J. Scott Applewhite/AP
The House Republican briefing on their most likely Obamacare replacement plans was a bit of an anticlimax. Republicans who emerged from the briefing said there were major elements still under discussion, like what kind of Medicaid reform it would include and how they'd pay for the package.
House Ways and Means Committee chairman Kevin Brady said he and Energy and Commerce Committee chairman Greg Walden gave their colleague "a very in-depth view of what the replacement will be," including health savings accounts, high-risk pools to cover sick people, and "greater state control of health care."
But he said a basic question — whether Medicaid would be restructured as a block grant or as per-person funding limits — was "still under discussion," as were the possible ways to pay for the package. (A briefing document says the Medicaid package will include both per-capita caps and block grants.)

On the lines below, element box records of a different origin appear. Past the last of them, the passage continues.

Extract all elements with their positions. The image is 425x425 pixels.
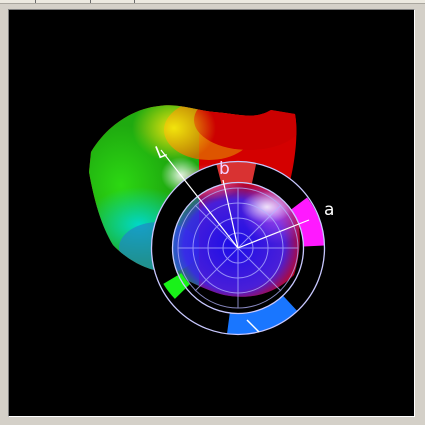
menu-separator <box>90 0 91 3</box>
a-axis-label: a <box>324 200 334 220</box>
b-axis-label: b <box>219 159 230 179</box>
menu-strip-edge <box>0 0 425 4</box>
lab-color-surface-render: L a b <box>89 105 334 336</box>
app-window: L a b <box>0 0 425 425</box>
menu-separator <box>134 0 135 3</box>
menu-separator <box>35 0 36 3</box>
hue-segment-magenta <box>290 197 325 247</box>
3d-color-space-viewport[interactable]: L a b <box>8 9 415 417</box>
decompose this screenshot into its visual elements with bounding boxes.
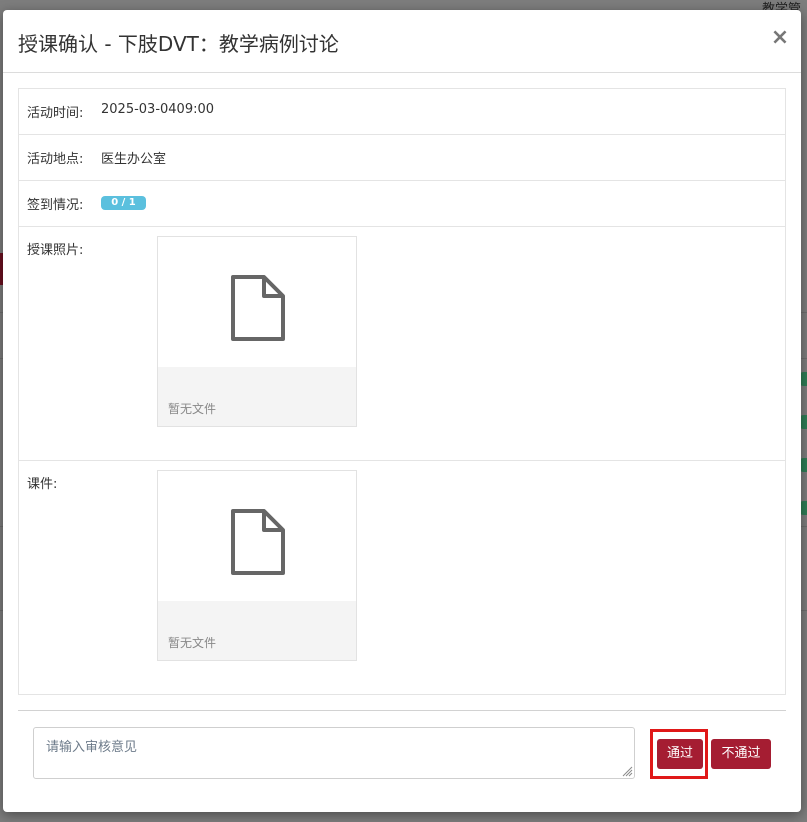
detail-row-photos: 授课照片: 暂无文件 [19,227,785,461]
photo-file-footer: 暂无文件 [158,367,356,426]
photo-label: 授课照片: [27,243,84,258]
detail-row-courseware: 课件: 暂无文件 [19,461,785,694]
time-label: 活动时间: [27,106,84,121]
document-icon [231,275,285,341]
photo-empty-text: 暂无文件 [168,402,217,416]
document-icon [231,509,285,575]
photo-file-card[interactable]: 暂无文件 [157,236,357,427]
reject-button[interactable]: 不通过 [711,739,771,769]
courseware-file-card[interactable]: 暂无文件 [157,470,357,661]
signin-label: 签到情况: [27,198,84,213]
review-comment-placeholder: 请输入审核意见 [46,740,138,755]
location-value: 医生办公室 [101,152,167,167]
detail-row-location: 活动地点: 医生办公室 [19,135,785,181]
review-comment-input[interactable]: 请输入审核意见 [33,727,635,779]
dialog-header: 授课确认 - 下肢DVT：教学病例讨论 × [3,10,801,73]
courseware-empty-text: 暂无文件 [168,636,217,650]
pass-button[interactable]: 通过 [657,739,703,769]
confirm-teaching-dialog: 授课确认 - 下肢DVT：教学病例讨论 × 活动时间: 2025-03-0409… [3,10,801,812]
courseware-label: 课件: [27,477,58,492]
activity-details: 活动时间: 2025-03-0409:00 活动地点: 医生办公室 签到情况: … [18,88,786,695]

Some specifics: The committee chairmen did announce that the House Republican package will include a new form of tax credits to help people buy health insurance, which would be based on age and family size, rather than income like Obamacare's tax credits. Health and Human Services secretary Tom Price told the lawmakers that President Trump wants the repeal and replacement to happen at the same time, and promised them that "the president is all in on this," according to a source in the room.
Rep. Bill Flores said the lawmakers will get a package later today with more details, and that the plan is still for the committees to start work after next week's recess. But he acknowledged that there are practical problems, like the fact that the Congressional Budget Office hasn't been able to give them cost estimates yet.
Did it win over the "repeal first" crowd? It doesn't sound like it. When I asked Rep. Raul Labrador, who warned this week that Republicans shouldn't just pass an "Obamacare Lite" package, whether the emerging plan avoids the "Obamacare Lite" trap, he gave a blunt answer: "No."